Mathematical model of magnetic hydrodynamics and heat transfer in aluminium reduction cell

Abstract

The paper presents a new nonstationary three-dimensional mathematical model of an aluminium reduction cell which makes it possible to perform coupled thermoelectric and magnetohydrodynamic calculations taking into account sideledge formation. The model considers the nonlinear dependence of material electrical conductivity and thermal conductivity coefficients on temperature, and the nonlinear dependence of magnetization on the magnetic field strength for ferromagnetic materials. Heat transfer coefficients on outer surfaces included the radiant and convective components of heat transfer and were functions of the ambient temperature and the local surface temperature. The energy equation took into account internal heat sources due to the electric current flow, exothermic reactions and additional thermal effects associated with the raw material loading and phase transitions.

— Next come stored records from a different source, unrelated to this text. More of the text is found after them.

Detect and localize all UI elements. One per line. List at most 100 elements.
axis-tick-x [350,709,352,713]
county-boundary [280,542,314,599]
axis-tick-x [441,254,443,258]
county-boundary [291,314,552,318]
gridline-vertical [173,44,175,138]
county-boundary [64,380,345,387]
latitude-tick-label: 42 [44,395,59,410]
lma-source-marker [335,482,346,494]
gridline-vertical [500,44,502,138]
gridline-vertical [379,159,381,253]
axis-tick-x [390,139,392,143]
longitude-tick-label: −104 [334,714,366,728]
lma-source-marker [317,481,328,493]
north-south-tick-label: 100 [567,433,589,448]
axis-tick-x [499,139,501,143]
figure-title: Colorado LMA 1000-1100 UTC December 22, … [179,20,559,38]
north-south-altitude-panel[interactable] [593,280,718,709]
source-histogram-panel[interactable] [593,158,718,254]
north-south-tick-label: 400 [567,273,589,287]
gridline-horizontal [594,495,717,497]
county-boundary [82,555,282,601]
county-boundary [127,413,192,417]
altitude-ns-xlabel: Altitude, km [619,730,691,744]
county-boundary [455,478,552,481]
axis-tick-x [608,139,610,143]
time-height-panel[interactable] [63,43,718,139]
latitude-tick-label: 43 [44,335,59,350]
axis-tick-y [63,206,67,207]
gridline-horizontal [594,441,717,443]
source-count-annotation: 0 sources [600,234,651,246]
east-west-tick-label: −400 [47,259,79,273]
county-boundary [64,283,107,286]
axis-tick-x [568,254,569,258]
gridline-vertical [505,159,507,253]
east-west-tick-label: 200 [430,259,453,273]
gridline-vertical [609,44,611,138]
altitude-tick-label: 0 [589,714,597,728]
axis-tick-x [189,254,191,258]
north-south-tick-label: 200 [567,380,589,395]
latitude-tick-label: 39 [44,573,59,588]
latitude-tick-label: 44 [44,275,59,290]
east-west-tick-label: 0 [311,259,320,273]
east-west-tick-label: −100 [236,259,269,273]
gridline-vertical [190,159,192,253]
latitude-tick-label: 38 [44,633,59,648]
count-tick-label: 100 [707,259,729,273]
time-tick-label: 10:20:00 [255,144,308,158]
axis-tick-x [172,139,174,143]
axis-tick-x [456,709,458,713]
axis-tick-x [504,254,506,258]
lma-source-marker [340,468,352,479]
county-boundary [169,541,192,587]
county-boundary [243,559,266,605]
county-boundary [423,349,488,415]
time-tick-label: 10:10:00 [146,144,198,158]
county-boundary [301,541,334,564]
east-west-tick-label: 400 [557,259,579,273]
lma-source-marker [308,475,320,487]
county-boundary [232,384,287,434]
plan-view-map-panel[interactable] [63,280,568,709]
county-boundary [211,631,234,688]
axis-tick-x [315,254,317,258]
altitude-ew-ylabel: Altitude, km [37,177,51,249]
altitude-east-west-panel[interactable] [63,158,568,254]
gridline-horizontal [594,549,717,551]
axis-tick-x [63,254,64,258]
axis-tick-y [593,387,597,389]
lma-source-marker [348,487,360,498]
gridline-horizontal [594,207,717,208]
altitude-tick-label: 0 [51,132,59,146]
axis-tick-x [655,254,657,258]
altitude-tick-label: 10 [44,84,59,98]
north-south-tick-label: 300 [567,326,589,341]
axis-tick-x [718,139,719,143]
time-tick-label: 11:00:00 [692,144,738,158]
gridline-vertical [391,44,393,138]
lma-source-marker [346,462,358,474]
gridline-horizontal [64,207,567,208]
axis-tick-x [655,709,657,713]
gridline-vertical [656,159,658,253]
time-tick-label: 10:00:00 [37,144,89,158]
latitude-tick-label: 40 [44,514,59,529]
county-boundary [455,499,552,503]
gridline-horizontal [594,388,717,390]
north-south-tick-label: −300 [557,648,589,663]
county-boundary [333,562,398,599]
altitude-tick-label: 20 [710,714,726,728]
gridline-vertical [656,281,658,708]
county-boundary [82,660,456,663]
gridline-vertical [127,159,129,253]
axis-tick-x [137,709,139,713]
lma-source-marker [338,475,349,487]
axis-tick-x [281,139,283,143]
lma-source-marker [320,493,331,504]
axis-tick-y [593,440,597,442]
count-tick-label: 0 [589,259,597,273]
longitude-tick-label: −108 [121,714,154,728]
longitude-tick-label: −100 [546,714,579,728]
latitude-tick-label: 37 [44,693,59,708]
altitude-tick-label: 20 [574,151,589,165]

The control volume method was used to obtain a numerical solution. The developed mathematical model was experimentally tested at the S8BME aluminium reduction cell. The paper presents the calculated and experimental data of magnetic, electric, thermal and hydrodynamic fields. The comparison of calculation results with the results of industrial experiments showed that the developed model reflects physical processes taking place in the aluminium reduction cell with accuracy sufficient for engineering calculations. The calculated values of electrical voltage, magnetic induction and temperature practically coincide with the measured ones. Velocity directions in the metal and the sideledge profile shape obtained by calculation have insignificant differences from experimental values. The developed model can be used to estimate operation specifications and design parameters for new and modernized aluminium reduction cells. Further studies will be aimed at refining the calculated results by improving the developed mathematical model.